Many of my approaches to the handicapping puzzle would be considered conservative, but this is not one of them. I will freely adjust a team’s power rating by four or five points — in some cases even more — in the first few weeks of the season. Preseason power ratings are merely an educated guess, but games provide more objective information to digest and apply.
In the case of Texas’ victory over Louisiana Tech, I made only minor adjustments, primarily because the teams are in different spheres of college football’s pecking order and I didn’t want to overreact to a single result when the principals were punching at different weights.

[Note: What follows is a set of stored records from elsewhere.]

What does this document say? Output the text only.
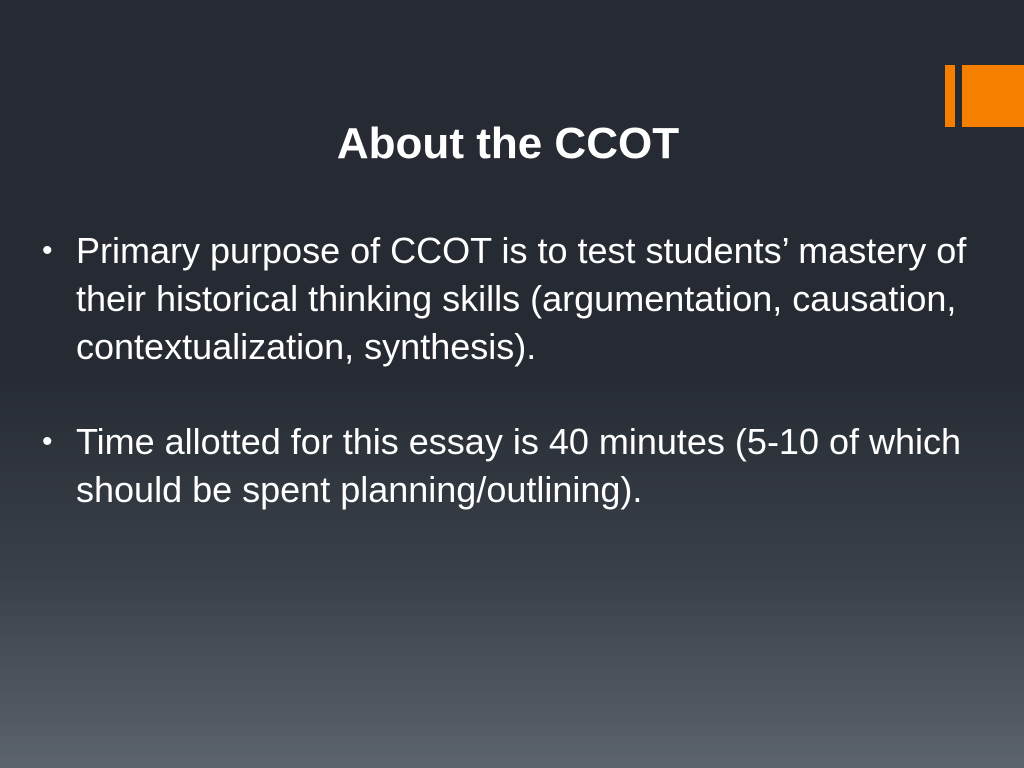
About the CCOT
• Primary purpose of CCOT is to test students’ mastery of their historical thinking skills (argumentation, causation, contextualization, synthesis).
• Time allotted for this essay is 40 minutes (5-10 of which should be spent planning/outlining).
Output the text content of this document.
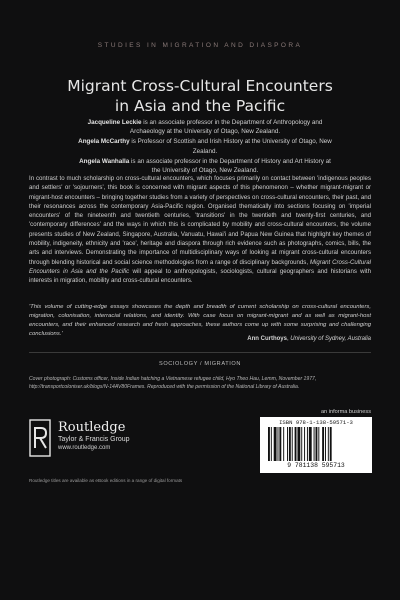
STUDIES IN MIGRATION AND DIASPORA
Migrant Cross-Cultural Encounters
in Asia and the Pacific

Jacqueline Leckie is an associate professor in the Department of Anthropology and Archaeology at the University of Otago, New Zealand.

Angela McCarthy is Professor of Scottish and Irish History at the University of Otago, New Zealand.

Angela Wanhalla is an associate professor in the Department of History and Art History at the University of Otago, New Zealand.

In contrast to much scholarship on cross-cultural encounters, which focuses primarily on contact between 'indigenous peoples and settlers' or 'sojourners', this book is concerned with migrant aspects of this phenomenon – whether migrant-migrant or migrant-host encounters – bringing together studies from a variety of perspectives on cross-cultural encounters, their past, and their resonances across the contemporary Asia-Pacific region. Organised thematically into sections focusing on 'imperial encounters' of the nineteenth and twentieth centuries, 'transitions' in the twentieth and twenty-first centuries, and 'contemporary differences' and the ways in which this is complicated by mobility and cross-cultural encounters, the volume presents studies of New Zealand, Singapore, Australia, Vanuatu, Hawai'i and Papua New Guinea that highlight key themes of mobility, indigeneity, ethnicity and 'race', heritage and diaspora through rich evidence such as photographs, comics, bills, the arts and interviews. Demonstrating the importance of multidisciplinary ways of looking at migrant cross-cultural encounters through blending historical and social science methodologies from a range of disciplinary backgrounds, Migrant Cross-Cultural Encounters in Asia and the Pacific will appeal to anthropologists, sociologists, cultural geographers and historians with interests in migration, mobility and cross-cultural encounters.
'This volume of cutting-edge essays showcases the depth and breadth of current scholarship on cross-cultural encounters, migration, colonisation, interracial relations, and identity. With case focus on migrant-migrant and as well as migrant-host encounters, and their enhanced research and fresh approaches, these authors come up with some surprising and challenging conclusions.'
Ann Curthoys, University of Sydney, Australia
SOCIOLOGY / MIGRATION
Cover photograph: Customs officer, Inside Indian hatching a Vietnamese refugee child, Hyo Theo Hau, Lemm, November 1977, http://transportcoloniser.uk/blogs/N-14AV80Frames. Reproduced with the permission of the National Library of Australia.
an informa business
Routledge
Taylor & Francis Group
www.routledge.com
ISBN 978-1-138-59571-3
9 781138 595713
Routledge titles are available as eBook editions in a range of digital formats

— The beat goes on: Maintaining your power ratings through the dog days of November and beyond. Using my approach, a team’s power rating can be moved several points based on a single outcome early in the season. But once the page turns to October and most teams have played a handful of games, there’s not as much volatility besides a key injury or some other significant event.
While mostly operating as an army of one, I believe it is still important to have some system of checks and balances, especially if you’re a newcomer to the art form.
To do this, I suggest using one or two other reputable, widely available sets of power ratings to judge your work and expose potential mistakes. I recommend this carefully, however, since most power ratings on the market have little value, in my opinion.
Jeff Sagarin, an MIT graduate who has been publishing power rankings for multiple college and professional sports for more than three decades, is probably the most recognizable figure in this field and puts out good numbers.
Another person who produces college football power ratings, Sonny Moore, is not nearly as well known but also puts out useful numbers.
Their power ratings are easy to find and available at no cost through a simple internet search. Both also feature strength-of-schedule ratings for all teams, which has some value after teams have played multiple games.
You might also look at their past power ratings to gain a better understanding of the numerical value they assessed to all 130 teams.
Developing power ratings is like most things in life: The harder you work, the better your result. Ultimately, you have to outwork the opposition (the house) to have any chance at overcoming the standard 11-to-10 price in betting sports.
It’s not easy, but it is certainly doable.